I was nervous about even having the thought, for fear of a jinx, but I was pretty sure I’d finally done it – finally gotten one step ahead of our shooter.
Outside, I called Beth Peters on my cell.
“Good news,” I said. “Get hold of the ESU, and everybody haul ass over here to Eleven-seventeen Fifth. It’s stakeout time.”
Chapter 65
As the Teacher walked along Tenth Avenue looking for a taxi, he passed a bar that had a fake wagon wheel out front and a row of Harleys parked beside it. The sad old Irish song “The Streets of New York” was spilling out from its doorway into the street. Still feeling his own grief after the “funeral,” he decided to step inside.
Maybe that was just what he needed – a drink.
The young woman behind the scarred pinewood bar had the arms of a football player and metal rings piercing various parts of her face.
The Teacher ordered a Bud with a shot of Canadian Club, and nodded to a group of ironworkers having a retirement party in the shadowed backroom.
When his whiskey came, he knocked it back. Here’s to you, buddy, he thought, fighting another round of tears.
He was on his second shot and Bud when news of the spree killer came on the TV. He thought about asking the bartender to turn it up, but then decided no. Attracting unneeded attention was a bad idea.
“Fucking cops,” a gruff voice suddenly said beside him. The Teacher turned to see a monstrous ironworker, with eyes as red as his long, Viking hair. “Here’s an idea, flatfoots. How ‘bout taking your heads out of your fat, doughnut-padded asses and just catch the sick son of a bitch already.”
“Sick?” the Teacher said. “Ballsy, is what I say. He’s only offing rich, yuppie assholes. He’s like a vigilante. Doing this city a favor. What’s the big deal?”
“Vigilante? What are you? His PR guy?” the tattooed welder said, glaring malevolently. “Friggin’ goddamned freak. I’ll rearrange your face. I swear to God, I will. You must be as sick as he is.”
“Jesus, what the hell am I saying?” the Teacher said, clapping his hands to his face in chagrin. “I just came from a funeral. I guess I’m still all fucked up about it. You’re right. I’m really sorry. It’s wrong to even joke about the tragedy that’s going on. Let me buy you a beer.”
“A funeral, huh? That’s tough,” the big guy said, softening.
The Teacher motioned to the Lordess of the Rings for two more. When the drinks arrived and he set one in front of the welder, he seemed to trip clumsily and sent a barstool crashing to the floor.
“Oh, no,” the Teacher moaned. “Sorry. I guess I’ve had a couple too many.”
“Yeah, you better start taking it easy, pal,” the welder said, and bent down to pick up the fallen stool.
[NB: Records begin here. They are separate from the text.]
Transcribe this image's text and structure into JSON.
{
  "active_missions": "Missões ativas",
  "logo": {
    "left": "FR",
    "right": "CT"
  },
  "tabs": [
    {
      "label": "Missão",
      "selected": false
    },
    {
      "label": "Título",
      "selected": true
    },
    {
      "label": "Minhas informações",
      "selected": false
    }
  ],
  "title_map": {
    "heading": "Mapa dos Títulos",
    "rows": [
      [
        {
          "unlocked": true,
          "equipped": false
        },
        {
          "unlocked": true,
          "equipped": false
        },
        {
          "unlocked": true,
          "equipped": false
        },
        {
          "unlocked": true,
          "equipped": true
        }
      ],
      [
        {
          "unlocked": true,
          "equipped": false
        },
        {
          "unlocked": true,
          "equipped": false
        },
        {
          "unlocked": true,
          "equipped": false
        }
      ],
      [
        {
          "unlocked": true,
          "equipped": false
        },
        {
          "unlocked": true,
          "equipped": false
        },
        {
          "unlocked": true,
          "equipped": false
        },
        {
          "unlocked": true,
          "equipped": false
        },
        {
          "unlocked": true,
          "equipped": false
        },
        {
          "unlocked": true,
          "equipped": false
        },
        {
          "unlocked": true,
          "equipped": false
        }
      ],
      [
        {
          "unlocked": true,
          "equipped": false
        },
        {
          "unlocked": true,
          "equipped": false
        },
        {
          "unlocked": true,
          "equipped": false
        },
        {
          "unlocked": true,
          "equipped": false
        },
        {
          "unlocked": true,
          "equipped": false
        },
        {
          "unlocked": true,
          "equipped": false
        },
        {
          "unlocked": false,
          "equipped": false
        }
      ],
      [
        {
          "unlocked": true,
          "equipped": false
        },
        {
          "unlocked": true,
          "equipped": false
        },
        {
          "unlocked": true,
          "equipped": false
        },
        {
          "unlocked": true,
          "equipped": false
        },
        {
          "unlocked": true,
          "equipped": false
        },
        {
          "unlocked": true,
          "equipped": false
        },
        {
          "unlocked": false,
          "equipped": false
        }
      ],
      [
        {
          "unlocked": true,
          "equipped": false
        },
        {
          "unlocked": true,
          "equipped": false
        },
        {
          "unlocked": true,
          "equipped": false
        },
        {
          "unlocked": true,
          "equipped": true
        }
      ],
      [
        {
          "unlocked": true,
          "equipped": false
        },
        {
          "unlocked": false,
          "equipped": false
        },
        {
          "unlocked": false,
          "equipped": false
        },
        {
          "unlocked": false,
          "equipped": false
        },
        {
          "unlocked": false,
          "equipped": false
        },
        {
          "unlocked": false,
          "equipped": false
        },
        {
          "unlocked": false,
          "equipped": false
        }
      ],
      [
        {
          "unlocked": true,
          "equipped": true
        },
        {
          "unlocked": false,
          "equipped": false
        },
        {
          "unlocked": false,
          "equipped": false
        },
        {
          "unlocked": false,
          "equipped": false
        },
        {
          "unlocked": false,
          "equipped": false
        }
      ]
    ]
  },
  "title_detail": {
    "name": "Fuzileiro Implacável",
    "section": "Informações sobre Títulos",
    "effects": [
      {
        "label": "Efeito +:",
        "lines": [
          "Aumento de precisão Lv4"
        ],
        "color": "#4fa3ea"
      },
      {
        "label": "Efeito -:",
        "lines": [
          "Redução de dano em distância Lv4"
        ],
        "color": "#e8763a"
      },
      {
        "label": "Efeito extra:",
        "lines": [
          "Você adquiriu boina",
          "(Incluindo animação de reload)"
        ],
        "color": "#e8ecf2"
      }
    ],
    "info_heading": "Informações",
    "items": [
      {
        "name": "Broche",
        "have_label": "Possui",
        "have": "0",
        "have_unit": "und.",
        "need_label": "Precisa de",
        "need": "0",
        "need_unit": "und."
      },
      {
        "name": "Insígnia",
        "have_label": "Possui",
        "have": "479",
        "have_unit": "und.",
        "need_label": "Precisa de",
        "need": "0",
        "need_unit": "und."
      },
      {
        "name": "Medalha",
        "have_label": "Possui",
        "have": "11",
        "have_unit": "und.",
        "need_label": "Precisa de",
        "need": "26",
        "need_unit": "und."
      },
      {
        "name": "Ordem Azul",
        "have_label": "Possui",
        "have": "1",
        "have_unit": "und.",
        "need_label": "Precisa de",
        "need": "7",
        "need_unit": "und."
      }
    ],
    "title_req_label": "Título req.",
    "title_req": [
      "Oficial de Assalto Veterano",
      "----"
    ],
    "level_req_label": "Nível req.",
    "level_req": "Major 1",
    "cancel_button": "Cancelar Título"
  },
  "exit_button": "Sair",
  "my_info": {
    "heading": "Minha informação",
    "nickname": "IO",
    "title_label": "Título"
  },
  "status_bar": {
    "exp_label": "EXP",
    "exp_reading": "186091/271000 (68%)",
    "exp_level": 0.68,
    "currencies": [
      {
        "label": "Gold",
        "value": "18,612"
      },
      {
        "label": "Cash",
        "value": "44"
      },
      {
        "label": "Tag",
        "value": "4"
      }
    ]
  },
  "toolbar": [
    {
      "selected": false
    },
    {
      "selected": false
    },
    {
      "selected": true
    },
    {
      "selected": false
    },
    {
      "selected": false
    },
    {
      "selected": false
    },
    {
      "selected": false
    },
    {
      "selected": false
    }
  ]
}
The Teacher broke one bottle over the back of his head, driving him to the floor, and the second across his stunned face. The bleeding man hardly had time to groan as the Teacher stretched his forearm across the tarnished brass footrail and broke it with a ferocious stomp. It sounded like two pool balls knocking together.
So much for not attracting attention, he thought as he backed for the exit.
“Repeat after me, carrottop,” he called from the doorway. “Not sick, just ballsy.”
Chapter 66
It took five minutes for the Emergency Service Unit guys to get to the Blanchettes’ building. After Steve Reno and I walked through the exits and entrances, we decided to suit up a cop as a doorman, put another in the lobby’s coatroom, and station a team of commandos in an unmarked surveillance van across the street beside the park.